All of this has its own, deeply corrupting effect on our institutions, right down to our elections. When Trump suggests the only way he would lose the election is if it is rigged, not because he has no experience and has spent no time thinking about our nation’s problems and has gone out of his way to insult as many segments of the electorate as possible, he is encouraging people to believe election results can never be trusted. Which in the end makes it impossible to fix the kind of problems presented by more typical liars, such as Clinton.
But here’s the kicker: As Swaim correctly notes, the people who first and most effectively laid the groundwork for a politician like Trump are not conservatives sharing bogus “news” articles on Facebook:
“For two generations or more, American liberals have cheered postmodern attitudes in art, literature, music and philosophy.
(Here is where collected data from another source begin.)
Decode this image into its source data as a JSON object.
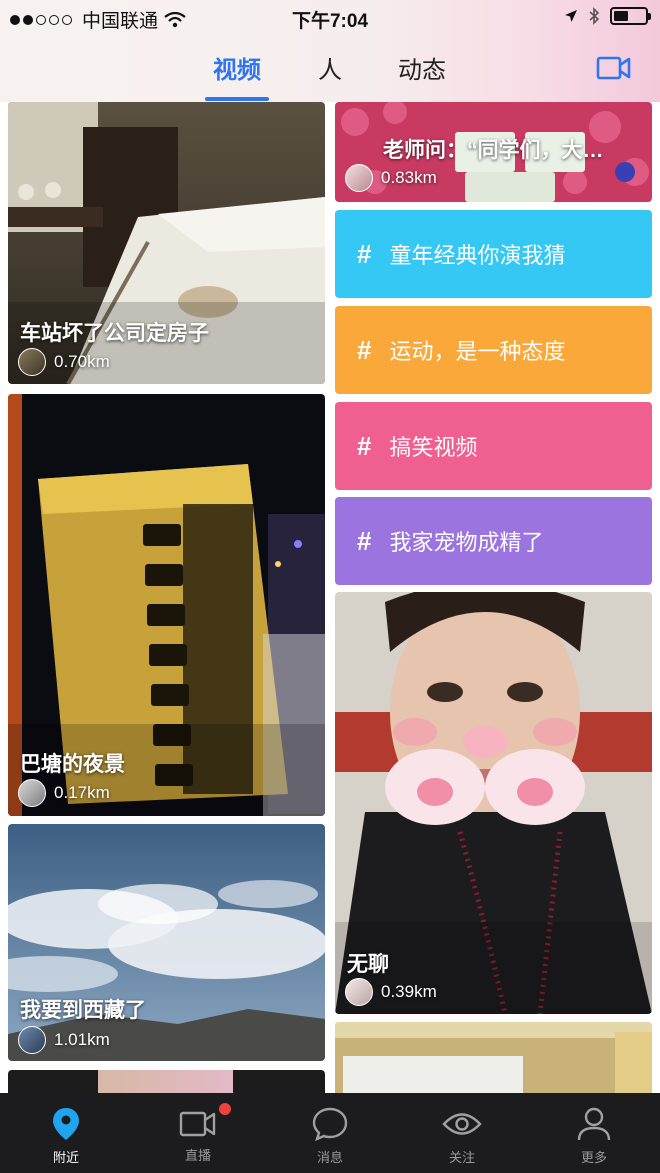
{
  "status_bar": {
    "carrier": "中国联通",
    "time": "下午7:04"
  },
  "top_tabs": [
    {
      "label": "视频",
      "active": true
    },
    {
      "label": "人",
      "active": false
    },
    {
      "label": "动态",
      "active": false
    }
  ],
  "camera_icon": "video-camera-icon",
  "accent_color": "#2f74f1",
  "left_column": [
    {
      "title": "车站坏了公司定房子",
      "distance": "0.70km"
    },
    {
      "title": "巴塘的夜景",
      "distance": "0.17km"
    },
    {
      "title": "我要到西藏了",
      "distance": "1.01km"
    }
  ],
  "right_column": {
    "top_card": {
      "title": "老师问：“同学们，大…",
      "distance": "0.83km"
    },
    "topics": [
      {
        "label": "童年经典你演我猜",
        "color": "#36c8f4"
      },
      {
        "label": "运动，是一种态度",
        "color": "#fba83a"
      },
      {
        "label": "搞笑视频",
        "color": "#ef5f8f"
      },
      {
        "label": "我家宠物成精了",
        "color": "#9b74e0"
      }
    ],
    "video_card": {
      "title": "无聊",
      "distance": "0.39km"
    }
  },
  "bottom_nav": [
    {
      "label": "附近",
      "icon": "location-pin-icon",
      "active": true
    },
    {
      "label": "直播",
      "icon": "video-camera-icon",
      "active": false,
      "badge": true
    },
    {
      "label": "消息",
      "icon": "chat-bubble-icon",
      "active": false
    },
    {
      "label": "关注",
      "icon": "eye-icon",
      "active": false
    },
    {
      "label": "更多",
      "icon": "person-icon",
      "active": false
    }
  ]
}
Now it has entered politics, and it’s time to panic.”
Moral relativism didn’t originate on the right. The idea of truth as a malleable product of one’s personal upbringing and perspectives isn’t a conservative one. On the contrary, it is the left that has been pushing us to “progress” in this direction.
It will not be a good thing if liberals’ long-term deconstruction of the notion of objective truth prevails in the political arena. But it will be pretty ironic.